The idea of a minimum universal corporate tax rate seems to be closer to reality than ever, with the G7 Countries open to a preliminary agreement on a 15 per cent global minimum corporate tax rate for multinational cooperations. Such a proposal is expected to come to the OECD and G20 table to be further discussed.
Global taxation schemes were intended to hinder firms from shifting their profits to a low-tax jurisdiction and tax haven by eliminating the competitive difference between each countries Corporate Income Tax (CIT) rates. However, such a system will not bar local governments from setting their CIT rate, but it would require home governments to supplement their tax rate to the minimum rate.
Although universal corporate tax has not yet reached any substantial step of agreement or enforcement, it will be interesting to contemplate the effect of such scheme on the inter and intraregional investment and taxation scheme in Southeast Asia.
Firstly, let us note that ASEAN countries have limited direct influence on this stage of the discussion since none are members of the G7 or OECD, and only Indonesia belongs to the G20. Moreover, although effective corporate tax rate is somewhat lower than the western developed economies, ASEAN countries are perhaps not the first to mind when the term tax haven arises, with a possible exception of Singapore.
ASEAN member countries have always been varied in their corporate tax rates, ranging from Singapore with a low headline rate of 17 percent to Indonesia's 21 per cent and the Philippines with the highest rate of 30 per cent, while the rest of ASEAN states predominantly hover on the 20 to 25 per cent rate.
To date, there is no harmonization scheme in ASEAN regarding the rate of CIT, and perhaps rightly so. ASEAN diverse economy requires different localize regimes to determine the appropriate rate for taxation. Moreover, the intra-ASEAN taxation treaty network is also far from finished, with Singapore being the most comprehensive country that has pursued tax treaties with almost all ASEAN countries and Cambodia being the least comprehensive with no tax treaty with any country.
The closest thing to a tax harmonization in ASEAN was materialized in 2011's ASEAN Forum on Taxation (AFT). The AFT was formed to prevent double taxation and deal with tax withholding to propagate a more competitive business environment in the region with no mandate whatsoever on tax harmonization. Thus, it is expected that if the proposal were to be materialized, ASEAN countries would respond to it on a state-to-state basis rather than as a collective bloc.
Following the announcement, ASEAN countries' response towards the G7 proposal is varied. As the biggest economy in ASEAN, Indonesia's Finance Minister, Sri Mulyani, has voiced support towards the plan, citing the importance of stopping a tax race-to-the-bottom scenario on a post-pandemic era. At the same time, Singapore, arguably the only low-tax jurisdiction in Southeast Asia, noted its commitment to comply with global tax regulations and modify its taxation scheme if the proposal were to be enforced. In addition, Singapore's Finance Minister, Lawrence Wong, noted that Singapore's competitiveness is not limited to the taxation scheme and can employ other measures to attract investment to the island. On the other hand, ASEAN countries such as Thailand and the Philippines have primarily been careful on the issue, instructing relevant jurisdictions to study the proposal further before giving a thumbs up or down.

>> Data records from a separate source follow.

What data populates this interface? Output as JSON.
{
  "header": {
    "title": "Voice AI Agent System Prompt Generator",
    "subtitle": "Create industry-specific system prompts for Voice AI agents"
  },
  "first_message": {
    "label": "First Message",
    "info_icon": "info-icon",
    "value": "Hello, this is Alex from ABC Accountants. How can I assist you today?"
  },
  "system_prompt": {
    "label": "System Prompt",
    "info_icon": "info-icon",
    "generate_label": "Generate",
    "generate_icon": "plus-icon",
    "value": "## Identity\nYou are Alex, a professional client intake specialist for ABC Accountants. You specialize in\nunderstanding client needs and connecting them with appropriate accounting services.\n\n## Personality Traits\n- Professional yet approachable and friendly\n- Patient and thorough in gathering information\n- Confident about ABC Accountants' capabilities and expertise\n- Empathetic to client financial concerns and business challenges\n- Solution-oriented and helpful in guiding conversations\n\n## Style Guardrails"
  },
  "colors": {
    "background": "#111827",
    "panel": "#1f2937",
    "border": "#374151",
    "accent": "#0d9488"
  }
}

G7 advanced economy argues that low-tax jurisdictions have diverted tax revenue from their territory, and creating a harmful environment that promotes a race to the bottom. However, it can be argued that the global CIT rate is not the answer, especially considering its impact on developing countries such as those in ASEAN. It is almost certain that creating a minimum global CIT rate will impact low-tax jurisdiction economies such as Singapore and manufacturing reliant countries in ASEAN. The move would dilute global competition on tax rates and essentially reallocate tax revenues and investment capital to tax jurisdictions with ceiling-high CIT rates and poor tax governance. Not to mention, the G7 proposal will inherently infringe nations' sovereignty and rights on its taxation governance.
On that note, the G7 Global CIT Tax proposal will have a long way before coming into force. With China, the second biggest and soon-to-be biggest economy globally, posing doubt to the proposal, developed western economies have to foster more significant compromise, or else the proposal would internally collapse. ASEAN countries too, be it a bloc or individually, should also fight for such compromises to ensure that the regional interest is well represented in the discussion. Indonesia should carefully reconsider its position and re-examine the proposal on the detailed proposed rate and regulations in the Rome G20 Summit held late this year.
The last thing that ASEAN countries need after dealing with a yearlong pandemic and its entailing economic damage is a new global regulatory regime that dictates how a country should conduct taxation. Countries that can provide a more friendly taxation environment for multinational firms as a way to attract investment should not be barred from doing so.